Our place is a bridge. Underneath is a ledge you can walk along; it is usually a little higher than the water level. It was a magical place for me. When I was ten years old I had a habit of fishing for tiddlers every day after school. I remember a shoal of minnows flashing ruby, sapphire and gold, bright as neon tetras. Once when I slipped my net under the crumbling recess of the concrete ledge it came out heavy with a plate-sized trout. It was like a monster to me. The name brown trout doesn't do the species justice. It is cryptic in fast-flowing water with spots of red and black on gold.
The tiddler habit must have started early in the year; I remember being in the water until my legs went numb. Turning over rocks and stones, I netted the fish carefully from the gravel of the clean chalk stream and slipped them into a bucket. I usually collected twenty or so, then set them free. Three times I saw a massed wriggling ball, weird and enthralling. Metallic in the sunshine, these were brook lampreys gathering together to spawn.

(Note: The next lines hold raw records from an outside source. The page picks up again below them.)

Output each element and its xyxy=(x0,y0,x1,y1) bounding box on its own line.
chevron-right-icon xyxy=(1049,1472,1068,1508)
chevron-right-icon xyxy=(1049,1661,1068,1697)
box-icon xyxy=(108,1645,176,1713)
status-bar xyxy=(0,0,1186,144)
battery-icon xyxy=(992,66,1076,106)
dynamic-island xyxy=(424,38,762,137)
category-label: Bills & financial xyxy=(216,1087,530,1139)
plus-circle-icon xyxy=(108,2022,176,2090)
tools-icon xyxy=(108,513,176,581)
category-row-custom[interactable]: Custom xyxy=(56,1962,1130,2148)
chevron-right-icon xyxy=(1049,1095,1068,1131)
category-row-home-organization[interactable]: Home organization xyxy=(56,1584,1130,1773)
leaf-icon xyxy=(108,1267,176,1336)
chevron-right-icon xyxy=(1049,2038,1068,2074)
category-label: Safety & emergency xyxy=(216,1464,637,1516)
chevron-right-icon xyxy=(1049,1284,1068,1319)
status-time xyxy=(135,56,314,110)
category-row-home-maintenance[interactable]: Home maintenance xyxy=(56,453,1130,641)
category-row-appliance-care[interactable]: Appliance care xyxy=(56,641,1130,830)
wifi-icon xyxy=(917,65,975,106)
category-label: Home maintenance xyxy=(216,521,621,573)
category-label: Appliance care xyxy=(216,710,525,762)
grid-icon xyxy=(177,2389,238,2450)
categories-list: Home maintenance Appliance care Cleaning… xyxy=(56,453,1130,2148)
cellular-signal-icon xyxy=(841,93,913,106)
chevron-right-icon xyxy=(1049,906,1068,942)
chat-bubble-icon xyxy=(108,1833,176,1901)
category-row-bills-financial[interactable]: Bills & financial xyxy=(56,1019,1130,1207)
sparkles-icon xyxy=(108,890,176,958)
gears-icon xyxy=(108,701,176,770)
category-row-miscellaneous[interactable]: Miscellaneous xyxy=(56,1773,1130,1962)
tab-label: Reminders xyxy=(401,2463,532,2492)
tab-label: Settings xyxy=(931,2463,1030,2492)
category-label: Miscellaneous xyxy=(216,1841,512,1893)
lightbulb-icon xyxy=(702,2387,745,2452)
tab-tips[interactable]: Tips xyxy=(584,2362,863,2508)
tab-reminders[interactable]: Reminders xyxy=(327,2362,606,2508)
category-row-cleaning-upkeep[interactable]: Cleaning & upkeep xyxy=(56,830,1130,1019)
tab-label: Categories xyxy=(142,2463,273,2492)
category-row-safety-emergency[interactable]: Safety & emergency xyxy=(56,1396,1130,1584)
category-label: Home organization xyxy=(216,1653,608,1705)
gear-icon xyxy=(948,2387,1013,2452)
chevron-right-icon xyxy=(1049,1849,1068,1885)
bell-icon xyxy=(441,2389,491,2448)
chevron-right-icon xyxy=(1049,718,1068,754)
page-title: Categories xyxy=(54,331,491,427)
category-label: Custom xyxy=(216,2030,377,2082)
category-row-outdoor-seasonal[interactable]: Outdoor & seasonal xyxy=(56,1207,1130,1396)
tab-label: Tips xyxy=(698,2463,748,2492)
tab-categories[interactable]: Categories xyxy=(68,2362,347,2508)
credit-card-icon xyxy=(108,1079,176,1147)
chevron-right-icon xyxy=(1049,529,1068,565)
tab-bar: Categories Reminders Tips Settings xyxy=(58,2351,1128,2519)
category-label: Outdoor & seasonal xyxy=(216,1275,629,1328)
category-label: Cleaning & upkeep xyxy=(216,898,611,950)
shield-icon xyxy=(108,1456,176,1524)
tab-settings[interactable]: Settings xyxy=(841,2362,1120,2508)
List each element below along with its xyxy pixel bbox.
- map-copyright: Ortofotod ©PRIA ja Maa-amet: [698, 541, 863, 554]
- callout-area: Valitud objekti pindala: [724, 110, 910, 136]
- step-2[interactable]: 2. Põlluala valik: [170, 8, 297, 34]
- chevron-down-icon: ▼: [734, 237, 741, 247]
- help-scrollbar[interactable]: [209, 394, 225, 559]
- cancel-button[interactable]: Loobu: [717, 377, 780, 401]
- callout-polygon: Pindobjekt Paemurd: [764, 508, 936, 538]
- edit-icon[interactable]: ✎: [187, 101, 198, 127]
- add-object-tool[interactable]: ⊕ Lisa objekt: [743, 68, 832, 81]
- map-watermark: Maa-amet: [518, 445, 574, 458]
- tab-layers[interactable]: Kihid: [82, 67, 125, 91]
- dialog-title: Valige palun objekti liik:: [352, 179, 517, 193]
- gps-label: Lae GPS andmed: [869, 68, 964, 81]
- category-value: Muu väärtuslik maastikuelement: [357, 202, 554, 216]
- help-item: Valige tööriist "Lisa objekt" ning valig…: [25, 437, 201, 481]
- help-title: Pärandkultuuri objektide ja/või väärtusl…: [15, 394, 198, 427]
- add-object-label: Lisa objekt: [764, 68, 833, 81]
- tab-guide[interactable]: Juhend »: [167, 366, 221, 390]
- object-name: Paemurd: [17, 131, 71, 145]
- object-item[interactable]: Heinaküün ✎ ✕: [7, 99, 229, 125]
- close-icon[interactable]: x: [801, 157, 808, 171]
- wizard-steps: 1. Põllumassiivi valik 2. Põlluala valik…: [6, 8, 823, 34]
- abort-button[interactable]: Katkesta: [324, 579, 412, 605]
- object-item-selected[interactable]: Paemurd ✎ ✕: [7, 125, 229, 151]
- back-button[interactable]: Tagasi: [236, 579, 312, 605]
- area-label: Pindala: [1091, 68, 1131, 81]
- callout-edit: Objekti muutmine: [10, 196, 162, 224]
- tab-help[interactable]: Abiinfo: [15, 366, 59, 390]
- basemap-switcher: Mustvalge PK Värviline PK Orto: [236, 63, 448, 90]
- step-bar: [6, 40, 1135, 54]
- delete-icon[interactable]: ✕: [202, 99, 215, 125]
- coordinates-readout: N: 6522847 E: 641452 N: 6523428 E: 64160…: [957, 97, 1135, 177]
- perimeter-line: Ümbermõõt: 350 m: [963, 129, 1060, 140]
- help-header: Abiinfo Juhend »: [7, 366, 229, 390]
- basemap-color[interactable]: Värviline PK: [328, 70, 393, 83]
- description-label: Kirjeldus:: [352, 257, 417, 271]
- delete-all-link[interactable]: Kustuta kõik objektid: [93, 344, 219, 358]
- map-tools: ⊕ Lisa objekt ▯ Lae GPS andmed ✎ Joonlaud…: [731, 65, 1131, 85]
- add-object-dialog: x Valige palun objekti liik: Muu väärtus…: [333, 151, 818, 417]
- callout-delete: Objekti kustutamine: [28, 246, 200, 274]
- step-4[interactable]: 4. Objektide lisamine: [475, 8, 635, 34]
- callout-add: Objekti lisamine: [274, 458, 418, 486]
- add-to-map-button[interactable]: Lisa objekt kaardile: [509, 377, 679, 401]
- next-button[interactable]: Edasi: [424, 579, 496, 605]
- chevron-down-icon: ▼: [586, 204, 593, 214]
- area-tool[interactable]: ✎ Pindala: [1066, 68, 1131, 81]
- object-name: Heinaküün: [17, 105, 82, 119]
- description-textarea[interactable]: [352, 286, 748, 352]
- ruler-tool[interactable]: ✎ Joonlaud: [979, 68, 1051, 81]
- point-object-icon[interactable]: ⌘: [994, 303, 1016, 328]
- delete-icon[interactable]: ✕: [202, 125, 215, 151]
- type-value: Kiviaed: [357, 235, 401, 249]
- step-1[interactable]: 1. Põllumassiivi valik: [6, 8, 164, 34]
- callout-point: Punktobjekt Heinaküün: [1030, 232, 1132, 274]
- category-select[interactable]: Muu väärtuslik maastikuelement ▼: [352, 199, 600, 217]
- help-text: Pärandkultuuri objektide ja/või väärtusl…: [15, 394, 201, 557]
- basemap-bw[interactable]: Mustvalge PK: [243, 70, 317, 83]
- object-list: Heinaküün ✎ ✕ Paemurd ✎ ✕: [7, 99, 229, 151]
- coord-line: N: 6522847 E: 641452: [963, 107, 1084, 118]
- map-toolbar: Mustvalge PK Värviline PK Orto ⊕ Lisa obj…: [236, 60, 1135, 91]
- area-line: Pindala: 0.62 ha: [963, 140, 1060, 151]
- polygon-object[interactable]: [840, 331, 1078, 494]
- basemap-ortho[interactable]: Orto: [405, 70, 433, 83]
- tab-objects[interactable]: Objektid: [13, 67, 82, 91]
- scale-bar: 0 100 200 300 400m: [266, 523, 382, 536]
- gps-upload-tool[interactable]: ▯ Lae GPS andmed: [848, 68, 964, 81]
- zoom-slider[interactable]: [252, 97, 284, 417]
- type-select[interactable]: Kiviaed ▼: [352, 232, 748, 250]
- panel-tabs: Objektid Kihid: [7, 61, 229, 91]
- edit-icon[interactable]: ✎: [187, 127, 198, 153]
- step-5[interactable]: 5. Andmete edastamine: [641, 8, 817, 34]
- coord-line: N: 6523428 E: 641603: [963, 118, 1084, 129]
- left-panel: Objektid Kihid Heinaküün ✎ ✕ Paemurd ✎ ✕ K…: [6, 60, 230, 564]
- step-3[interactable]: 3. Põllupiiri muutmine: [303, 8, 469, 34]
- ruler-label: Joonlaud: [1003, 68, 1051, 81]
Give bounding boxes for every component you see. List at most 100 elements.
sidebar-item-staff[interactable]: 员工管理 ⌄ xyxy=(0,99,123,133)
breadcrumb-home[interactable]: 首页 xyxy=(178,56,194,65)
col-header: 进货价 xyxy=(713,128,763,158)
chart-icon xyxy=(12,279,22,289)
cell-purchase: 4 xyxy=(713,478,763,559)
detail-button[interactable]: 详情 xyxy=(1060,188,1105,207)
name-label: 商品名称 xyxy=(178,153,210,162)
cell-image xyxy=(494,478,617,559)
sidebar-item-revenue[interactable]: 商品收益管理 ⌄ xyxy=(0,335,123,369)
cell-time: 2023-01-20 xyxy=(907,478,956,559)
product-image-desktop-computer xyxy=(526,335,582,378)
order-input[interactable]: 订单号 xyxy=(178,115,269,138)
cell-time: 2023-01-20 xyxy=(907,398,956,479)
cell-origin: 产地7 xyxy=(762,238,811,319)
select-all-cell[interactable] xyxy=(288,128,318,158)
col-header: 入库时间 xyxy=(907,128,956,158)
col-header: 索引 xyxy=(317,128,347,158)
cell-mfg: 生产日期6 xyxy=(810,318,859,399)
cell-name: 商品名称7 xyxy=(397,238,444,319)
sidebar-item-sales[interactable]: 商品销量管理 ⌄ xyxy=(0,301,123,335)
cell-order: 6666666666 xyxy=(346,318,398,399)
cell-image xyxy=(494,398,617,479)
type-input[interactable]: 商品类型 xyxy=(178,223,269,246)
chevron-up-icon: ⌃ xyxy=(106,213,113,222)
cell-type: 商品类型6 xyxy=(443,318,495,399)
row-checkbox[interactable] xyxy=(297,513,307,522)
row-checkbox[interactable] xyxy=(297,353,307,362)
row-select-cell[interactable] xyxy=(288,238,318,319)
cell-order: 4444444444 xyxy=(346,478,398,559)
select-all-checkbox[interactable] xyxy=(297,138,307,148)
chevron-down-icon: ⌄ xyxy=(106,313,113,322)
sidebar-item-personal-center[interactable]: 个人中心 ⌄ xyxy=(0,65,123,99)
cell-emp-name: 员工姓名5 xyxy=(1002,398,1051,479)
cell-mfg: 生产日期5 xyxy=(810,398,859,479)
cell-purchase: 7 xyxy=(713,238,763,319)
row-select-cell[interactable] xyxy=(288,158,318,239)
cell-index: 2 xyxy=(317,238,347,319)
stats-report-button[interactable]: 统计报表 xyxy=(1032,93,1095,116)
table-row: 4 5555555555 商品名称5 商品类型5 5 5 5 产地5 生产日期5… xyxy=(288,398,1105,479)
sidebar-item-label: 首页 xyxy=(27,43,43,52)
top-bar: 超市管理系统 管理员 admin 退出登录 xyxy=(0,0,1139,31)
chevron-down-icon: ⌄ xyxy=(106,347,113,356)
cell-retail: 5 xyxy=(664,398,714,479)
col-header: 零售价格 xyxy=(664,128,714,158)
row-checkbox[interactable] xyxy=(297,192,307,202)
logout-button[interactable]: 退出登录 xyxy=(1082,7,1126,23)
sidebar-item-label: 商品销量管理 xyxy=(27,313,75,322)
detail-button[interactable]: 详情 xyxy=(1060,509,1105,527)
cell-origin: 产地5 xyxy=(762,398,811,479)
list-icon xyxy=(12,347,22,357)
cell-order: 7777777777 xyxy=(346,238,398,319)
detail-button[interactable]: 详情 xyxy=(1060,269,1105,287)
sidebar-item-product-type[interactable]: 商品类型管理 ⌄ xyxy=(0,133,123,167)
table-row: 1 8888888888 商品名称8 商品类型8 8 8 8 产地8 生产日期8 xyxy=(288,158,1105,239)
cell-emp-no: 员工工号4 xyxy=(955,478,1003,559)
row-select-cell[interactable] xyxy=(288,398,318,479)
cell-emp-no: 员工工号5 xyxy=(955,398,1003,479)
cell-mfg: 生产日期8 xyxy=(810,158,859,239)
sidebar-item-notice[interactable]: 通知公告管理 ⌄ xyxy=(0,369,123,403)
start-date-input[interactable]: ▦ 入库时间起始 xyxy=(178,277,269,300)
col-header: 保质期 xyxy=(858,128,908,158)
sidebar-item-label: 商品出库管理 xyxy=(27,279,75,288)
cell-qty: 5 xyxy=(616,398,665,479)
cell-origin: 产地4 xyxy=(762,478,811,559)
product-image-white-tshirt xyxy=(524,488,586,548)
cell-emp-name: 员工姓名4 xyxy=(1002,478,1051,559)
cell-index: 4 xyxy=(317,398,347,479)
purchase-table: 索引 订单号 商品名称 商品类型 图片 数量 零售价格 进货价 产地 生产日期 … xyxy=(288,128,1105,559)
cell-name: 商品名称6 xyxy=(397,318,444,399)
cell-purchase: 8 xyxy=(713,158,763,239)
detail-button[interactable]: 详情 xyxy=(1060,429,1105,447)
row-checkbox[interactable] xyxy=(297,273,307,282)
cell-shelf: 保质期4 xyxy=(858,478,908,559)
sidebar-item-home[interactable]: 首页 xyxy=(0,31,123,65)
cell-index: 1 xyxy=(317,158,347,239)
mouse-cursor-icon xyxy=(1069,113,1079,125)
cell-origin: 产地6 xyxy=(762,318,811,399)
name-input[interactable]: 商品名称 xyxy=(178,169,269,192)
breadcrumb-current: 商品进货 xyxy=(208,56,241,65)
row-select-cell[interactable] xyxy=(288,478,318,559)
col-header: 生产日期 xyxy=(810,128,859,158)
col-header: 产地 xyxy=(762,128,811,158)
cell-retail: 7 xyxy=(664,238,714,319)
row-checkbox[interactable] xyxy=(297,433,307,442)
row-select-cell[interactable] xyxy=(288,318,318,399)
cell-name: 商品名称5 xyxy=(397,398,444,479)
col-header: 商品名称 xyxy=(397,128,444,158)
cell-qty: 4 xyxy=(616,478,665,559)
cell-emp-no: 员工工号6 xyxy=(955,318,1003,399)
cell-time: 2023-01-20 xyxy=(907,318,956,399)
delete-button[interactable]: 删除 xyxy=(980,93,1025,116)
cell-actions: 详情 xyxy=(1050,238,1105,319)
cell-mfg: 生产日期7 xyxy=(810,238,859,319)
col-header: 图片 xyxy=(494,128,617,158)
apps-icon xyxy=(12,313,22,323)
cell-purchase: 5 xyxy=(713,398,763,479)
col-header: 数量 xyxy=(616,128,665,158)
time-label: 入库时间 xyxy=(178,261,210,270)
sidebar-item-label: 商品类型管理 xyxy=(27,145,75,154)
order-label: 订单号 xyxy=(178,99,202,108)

Back to the nineties: my mother and I found our spot, and evidence of the otter's return after decades of local extinction. We collected spraint and sent it to an amateur otter naturalist. He returned a letter, listing identification of every fish scale and jawbone. I was familiar with the bullheads and stoneloaches he analysed - these were the tiddlers I used to catch. To this day our under-the-bridge habit of checking for spraint is one of those things you do without thinking. With the rise and fall of water levels it's one way to check if all seems well. 'How's Granny?' 'Seems happy enough.' 'Any otter spraint?' 'Yes, lots. Fresh!'
Instant gratification of the wildlife kind is a mixture of comfort and curiosity. Reading this passage from the book Otter Country by Miriam Darlington makes me smile:
'As my foray progresses upriver something strange happens. My heart lifts more and more at every sign or spraint that I find. Soon, each clue seems to sparkle, as if I am following a treasure trail. Each crinkly sculpture is thrilling proof of live otters moving into the territory left by the others. The signs are like lost artefacts, carefully crafted clues; every little half-digested bone, beetle or scale brings me closer to the confirmation, the reality of a new otter.'
Otter Country by Miriam Darlington, published by Granta Books.
In her book Miriam Darlington spends a year and a half searching for Britain's otters. My favourite bit in the book involves the fully-camouflaged author quietly observing two 'bantering youths in hoodies.' On this occasion not a rarefied encounter with an otter, but nude human shape-shifters conquering cold water.